Fact-Checkers Are Scrambling to Fight Disinformation With AI

Regional elections in Spain are almost four months away, but Irene Larraz and her team at Newtral are already prepared for impact. Each morning, half of Larraz’s team at the Madrid-based media outlet schedules political speeches and debates in preparation for fact-checking politicians’ statements. The other half debunking disinformation, scouring the internet for viral untruths and working to infiltrate groups that spread lies. Once the May elections wrap up, national elections will need to be called before the end of the year, likely to lead to a spate of online untruths. “It’s going to be pretty tough,” says Larraz. “We’re already preparing.”
The proliferation of misinformation and propaganda online means an uphill battle for fact-checkers worldwide who need to sift through and verify massive amounts of information in complex or fast-paced situations such as the Russian invasion of Ukraine, the Covid-19 pandemic, or election campaigns. This task has become even more difficult with the advent of chatbots that use large language models like OpenAI’s ChatGPT, which can produce natural-sounding text at the click of a button, essentially automating the production of misinformation.
Faced with this asymmetry, fact-checking organizations must develop their own AI-driven tools to automate and accelerate their work. It’s far from a complete solution, but fact-checkers are hoping these new tools will at least prevent the rift between them and their opponents from widening too quickly at a moment when social media companies are scaling back their own moderation activities.

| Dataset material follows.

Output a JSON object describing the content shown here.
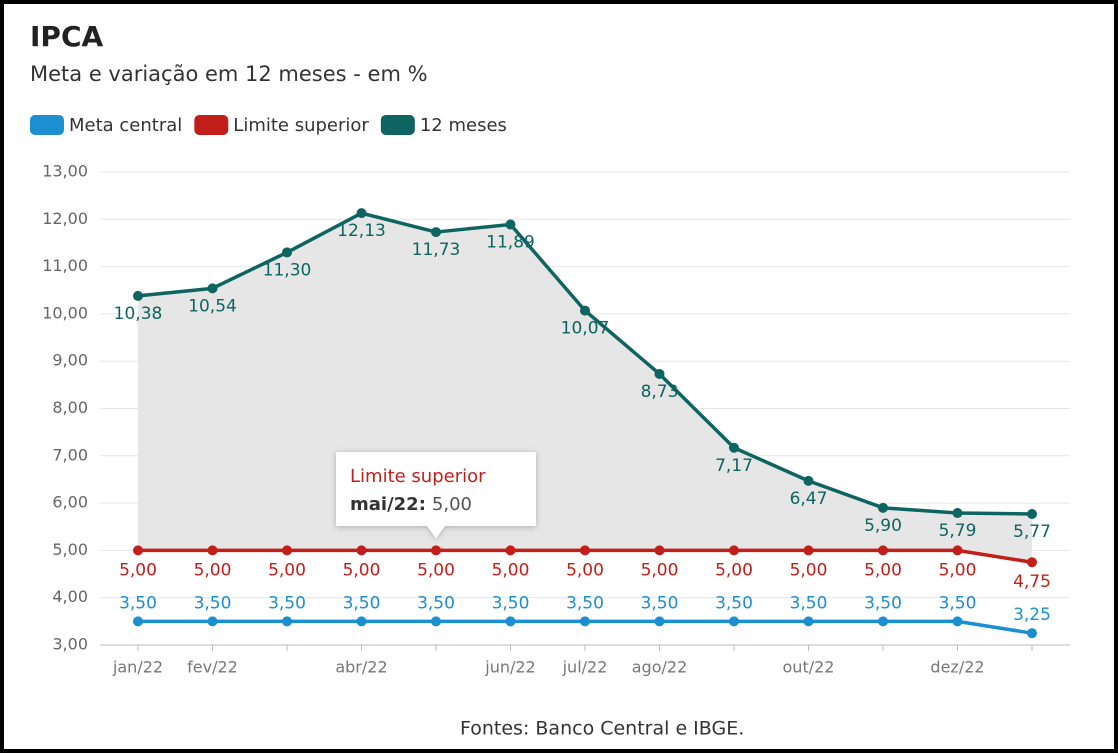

“The race between fact-checkers and those who check them is unequal,” says Tim Gordon, co-founder of Best Practice AI, an artificial intelligence strategy and governance consultancy and trustee of a UK fact-checking charity.
“Fact-checkers are often tiny organizations compared to those who produce disinformation,” says Gordon. “And the scale of what Generative AI can produce and the pace at which it can do it means this race is only going to get tougher.”
Newtral began developing its multilingual AI language model, ClaimHunter, in 2020, funded by profits from its TV division, which produces a politician fact-checking show and documentaries for HBO and Netflix.
Using Microsoft’s BERT language model, ClaimHunter’s developers used 10,000 statements to train the system to recognize sentences that appear to contain statements of fact, such as dates, numbers, or comparisons. “We taught the machine to play the role of fact-checker,” says Rubén Míguez, Newtral’s chief technology officer.
It is an arduous task to identify claims made by political figures and social media accounts that need to be verified. ClaimHunter automatically detects political claims on Twitter, while another application transcribes video and audio reports from politicians into text. Both identify and highlight statements that contain a claim that is publicly relevant and can be proven or disproved – such as statements that are not ambiguous, questions or opinions – and report them to Newtral’s fact-checkers for review.
The system isn’t perfect and occasionally marks opinion as fact, but its flaws help users constantly retrain the algorithm. It cut the time it takes to identify statements worth checking by 70 to 80 percent, Míguez says.